Gosnell, in a wrinkled black suit that he wore during much of his trial, smiled and said, "Not at this time," when Common Pleas Judge Jeffrey Minehart asked if he wanted to speak during yesterday's sentencing hearing.

Gosnell was sentenced to life without parole for the first-degree murder of Baby A and to a 2 1/2- to five-year consecutive prison sentence for the involuntary-manslaughter death of abortion patient Karnamaya Mongar, 41. Minehart imposed no further penalty on most of the 200-plus other counts of which Gosnell was convicted.

Minehart already had sentenced Gosnell on Tuesday to two consecutive life-without-parole sentences for the murders of Babies C and D. All three babies' spinal cords were cut with scissors.

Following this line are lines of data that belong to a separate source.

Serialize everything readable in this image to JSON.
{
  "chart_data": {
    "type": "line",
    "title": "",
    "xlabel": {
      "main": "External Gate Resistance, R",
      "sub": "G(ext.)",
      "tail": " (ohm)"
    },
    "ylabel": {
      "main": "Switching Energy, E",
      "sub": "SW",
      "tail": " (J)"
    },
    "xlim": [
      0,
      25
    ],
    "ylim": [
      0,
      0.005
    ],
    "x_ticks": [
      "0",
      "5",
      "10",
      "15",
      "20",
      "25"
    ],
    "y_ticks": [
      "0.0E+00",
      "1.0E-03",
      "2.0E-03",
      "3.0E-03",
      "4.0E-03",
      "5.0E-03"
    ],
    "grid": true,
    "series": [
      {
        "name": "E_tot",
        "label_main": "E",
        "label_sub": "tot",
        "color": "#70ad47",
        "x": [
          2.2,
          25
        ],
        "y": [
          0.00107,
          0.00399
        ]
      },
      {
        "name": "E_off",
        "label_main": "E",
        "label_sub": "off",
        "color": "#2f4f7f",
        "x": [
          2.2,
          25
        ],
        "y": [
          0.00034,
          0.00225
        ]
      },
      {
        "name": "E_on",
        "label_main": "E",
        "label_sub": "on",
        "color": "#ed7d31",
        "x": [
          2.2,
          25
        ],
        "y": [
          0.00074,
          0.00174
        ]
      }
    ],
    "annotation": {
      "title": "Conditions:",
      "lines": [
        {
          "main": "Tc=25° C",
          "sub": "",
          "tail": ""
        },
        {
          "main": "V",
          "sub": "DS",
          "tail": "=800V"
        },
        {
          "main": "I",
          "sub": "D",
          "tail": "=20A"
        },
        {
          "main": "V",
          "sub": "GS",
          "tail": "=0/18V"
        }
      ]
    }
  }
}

Gosnell's May 21 penalty-phase hearing - during which prosecutors Edward Cameron and Joanne Pescatore would have asked the jury to return a death sentence - was scrapped when Williams accepted an offer to forgo pursuing the death penalty if Gosnell would give up all appellate rights, the D.A. said.

"After a review of various issues, of possible appellate issues, I decided we would grant him mercy where he failed to show mercy to his victims," Williams said. Minehart agreed to the deal, which was the same one offered to Gosnell before the trial, said Williams, who noted Gosnell's appeals could have dragged on for years.